Here is the code that I am using. The variable that and should be updated
after the train is marked *bold red.*
import io.prediction.controller.{EmptyParams, EngineParams}
import io.prediction.data.storage.EngineInstance
import io.prediction.workflow.CreateWorkflow.WorkflowConfig
import io.prediction.workflow._
import org.apache.spark.ml.linalg.SparseVector
import org.joda.time.DateTime
import org.json4s.JsonAST._
import scala.collection.mutable
object TrainApp extends App {
val envs = Map("FOO" -> "BAR")
val sparkEnv = Map("spark.master" -> "local")

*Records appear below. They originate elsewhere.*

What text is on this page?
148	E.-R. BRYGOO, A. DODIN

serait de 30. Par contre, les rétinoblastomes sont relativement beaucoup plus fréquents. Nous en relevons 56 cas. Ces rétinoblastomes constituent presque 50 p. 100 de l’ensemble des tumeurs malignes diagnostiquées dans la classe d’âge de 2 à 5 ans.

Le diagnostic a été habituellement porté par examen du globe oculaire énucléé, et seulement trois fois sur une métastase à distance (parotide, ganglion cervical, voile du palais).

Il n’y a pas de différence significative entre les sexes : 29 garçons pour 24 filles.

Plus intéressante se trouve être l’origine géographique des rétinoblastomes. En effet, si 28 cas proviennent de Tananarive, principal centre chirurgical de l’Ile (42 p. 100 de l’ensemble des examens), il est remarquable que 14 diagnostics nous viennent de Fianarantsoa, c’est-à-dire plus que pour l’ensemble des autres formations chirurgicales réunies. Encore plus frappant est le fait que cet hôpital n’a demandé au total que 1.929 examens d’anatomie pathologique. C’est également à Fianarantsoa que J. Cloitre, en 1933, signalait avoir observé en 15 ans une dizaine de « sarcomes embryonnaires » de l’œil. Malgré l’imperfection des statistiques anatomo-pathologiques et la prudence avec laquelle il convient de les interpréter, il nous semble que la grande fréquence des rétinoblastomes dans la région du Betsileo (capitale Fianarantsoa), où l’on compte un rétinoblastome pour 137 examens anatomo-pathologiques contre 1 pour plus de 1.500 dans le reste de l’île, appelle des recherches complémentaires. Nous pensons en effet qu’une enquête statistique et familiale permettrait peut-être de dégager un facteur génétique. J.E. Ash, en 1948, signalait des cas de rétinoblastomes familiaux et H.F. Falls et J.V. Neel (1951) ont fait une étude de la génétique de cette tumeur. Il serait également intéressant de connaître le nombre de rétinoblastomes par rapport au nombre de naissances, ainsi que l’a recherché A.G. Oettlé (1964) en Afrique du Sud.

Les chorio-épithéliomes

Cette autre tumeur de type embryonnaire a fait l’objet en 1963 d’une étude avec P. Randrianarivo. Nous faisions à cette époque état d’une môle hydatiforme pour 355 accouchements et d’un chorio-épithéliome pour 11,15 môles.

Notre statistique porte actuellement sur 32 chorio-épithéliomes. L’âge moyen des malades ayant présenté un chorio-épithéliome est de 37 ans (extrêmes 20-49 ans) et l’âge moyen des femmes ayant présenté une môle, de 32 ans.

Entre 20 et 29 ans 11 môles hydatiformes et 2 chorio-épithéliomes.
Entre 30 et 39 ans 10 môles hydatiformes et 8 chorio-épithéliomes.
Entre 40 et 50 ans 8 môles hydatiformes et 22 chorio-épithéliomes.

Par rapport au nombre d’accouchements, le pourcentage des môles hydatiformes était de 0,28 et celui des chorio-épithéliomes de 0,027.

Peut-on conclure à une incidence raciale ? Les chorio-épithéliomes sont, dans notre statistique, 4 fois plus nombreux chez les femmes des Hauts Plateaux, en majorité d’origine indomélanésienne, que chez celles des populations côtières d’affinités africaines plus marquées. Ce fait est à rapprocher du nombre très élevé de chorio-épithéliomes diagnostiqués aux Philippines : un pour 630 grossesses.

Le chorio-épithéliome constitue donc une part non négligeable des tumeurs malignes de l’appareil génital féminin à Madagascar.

val sparkConf = Map("spark.executor.extraClassPath" -> ".")
val engineFactoryName = "LogisticRegressionEngine"
val workflowConfig = WorkflowConfig(
engineId = EngineConfig.engineId,
engineVersion = EngineConfig.engineVersion,
engineVariant = EngineConfig.engineVariantId,
engineFactory = engineFactoryName
)
val workflowParams = WorkflowParams(
verbose = workflowConfig.verbosity,
skipSanityCheck = workflowConfig.skipSanityCheck,
stopAfterRead = workflowConfig.stopAfterRead,
stopAfterPrepare = workflowConfig.stopAfterPrepare,
sparkEnv = WorkflowParams().sparkEnv ++ sparkEnv
)
WorkflowUtils.modifyLogging(workflowConfig.verbose)

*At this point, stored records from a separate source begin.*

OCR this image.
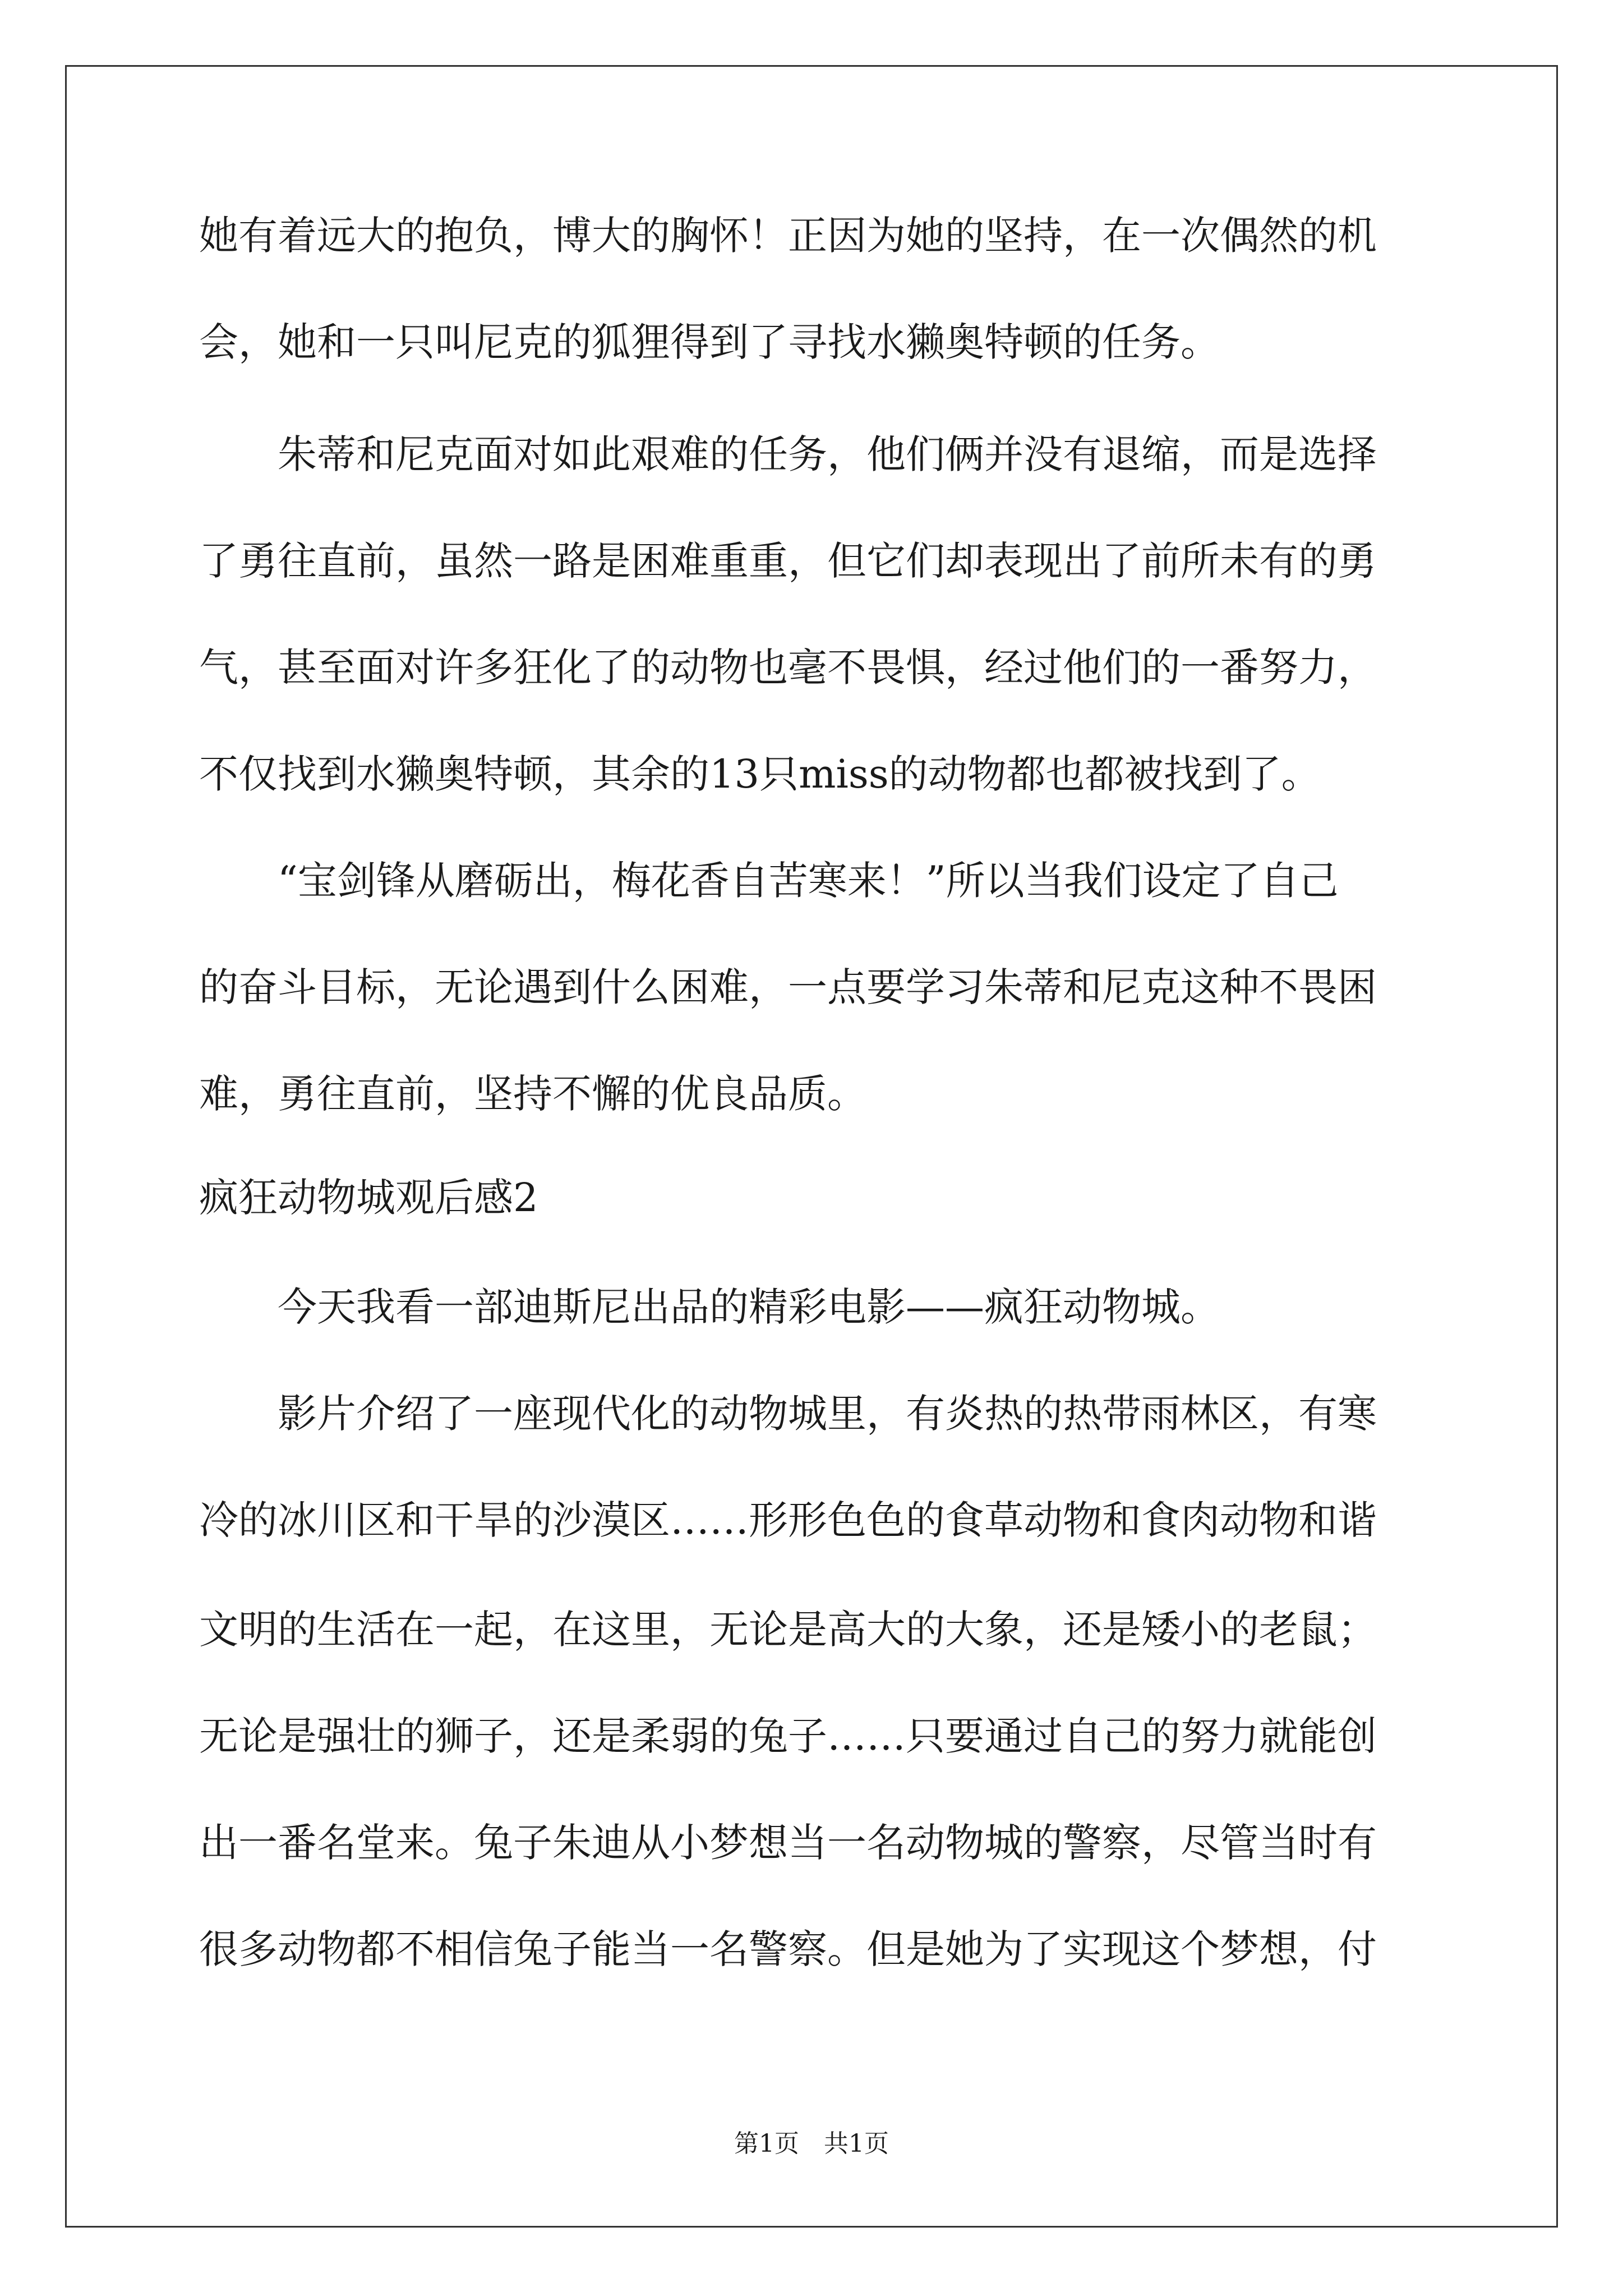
她有着远大的抱负，博大的胸怀！正因为她的坚持，在一次偶然的机
会，她和一只叫尼克的狐狸得到了寻找水獭奥特顿的任务。
　　朱蒂和尼克面对如此艰难的任务，他们俩并没有退缩，而是选择
了勇往直前，虽然一路是困难重重，但它们却表现出了前所未有的勇
气，甚至面对许多狂化了的动物也毫不畏惧，经过他们的一番努力，
不仅找到水獭奥特顿，其余的13只miss的动物都也都被找到了。
　　“宝剑锋从磨砺出，梅花香自苦寒来！”所以当我们设定了自己
的奋斗目标，无论遇到什么困难，一点要学习朱蒂和尼克这种不畏困
难，勇往直前，坚持不懈的优良品质。
疯狂动物城观后感2
　　今天我看一部迪斯尼出品的精彩电影——疯狂动物城。
　　影片介绍了一座现代化的动物城里，有炎热的热带雨林区，有寒
冷的冰川区和干旱的沙漠区……形形色色的食草动物和食肉动物和谐
文明的生活在一起，在这里，无论是高大的大象，还是矮小的老鼠；
无论是强壮的狮子，还是柔弱的兔子……只要通过自己的努力就能创
出一番名堂来。兔子朱迪从小梦想当一名动物城的警察，尽管当时有
很多动物都不相信兔子能当一名警察。但是她为了实现这个梦想，付
第1页　共1页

val dataSourceParams = DataSourceParams(sys.env.get("APP_NAME").get)
val preparatorParams = EmptyParams()
* val algorithmParamsList = Seq("Logistic" -> LogisticParams(columns =
Array[String](),*
* dataMapping
= Map[String, Map[String, SparseVector]]()))*
val servingParams = EmptyParams()
val engineInstance = EngineInstance(
id = "",
status = "INIT",
startTime = DateTime.now,
endTime = DateTime.now,
engineId = workflowConfig.engineId,
engineVersion = workflowConfig.engineVersion,
engineVariant = workflowConfig.engineVariant,
engineFactory = workflowConfig.engineFactory,
batch = workflowConfig.batch,
env = envs,
sparkConf = sparkConf,
dataSourceParams =
JsonExtractor.paramToJson(workflowConfig.jsonExtractor,
workflowConfig.engineParamsKey -> dataSourceParams),
preparatorParams =
JsonExtractor.paramToJson(workflowConfig.jsonExtractor,
workflowConfig.engineParamsKey -> preparatorParams),
algorithmsParams =
JsonExtractor.paramsToJson(workflowConfig.jsonExtractor,
algorithmParamsList),
servingParams = JsonExtractor.paramToJson(workflowConfig.jsonExtractor,
workflowConfig.engineParamsKey -> servingParams)
)
val (engineLanguage, engineFactory) =
WorkflowUtils.getEngine(engineInstance.engineFactory,
getClass.getClassLoader)
val engine = engineFactory()
val engineParams = EngineParams(
dataSourceParams = dataSourceParams,
preparatorParams = preparatorParams,
algorithmParamsList = algorithmParamsList,
servingParams = servingParams
)
val engineInstanceId = CreateServer.engineInstances.insert(engineInstance)
CoreWorkflow.runTrain(
env = envs,
params = workflowParams,
engine = engine,
engineParams = engineParams,
engineInstance = engineInstance.copy(id = engineInstanceId)
)
CreateServer.actorSystem.shutdown()
}
Thank you,
Tihomir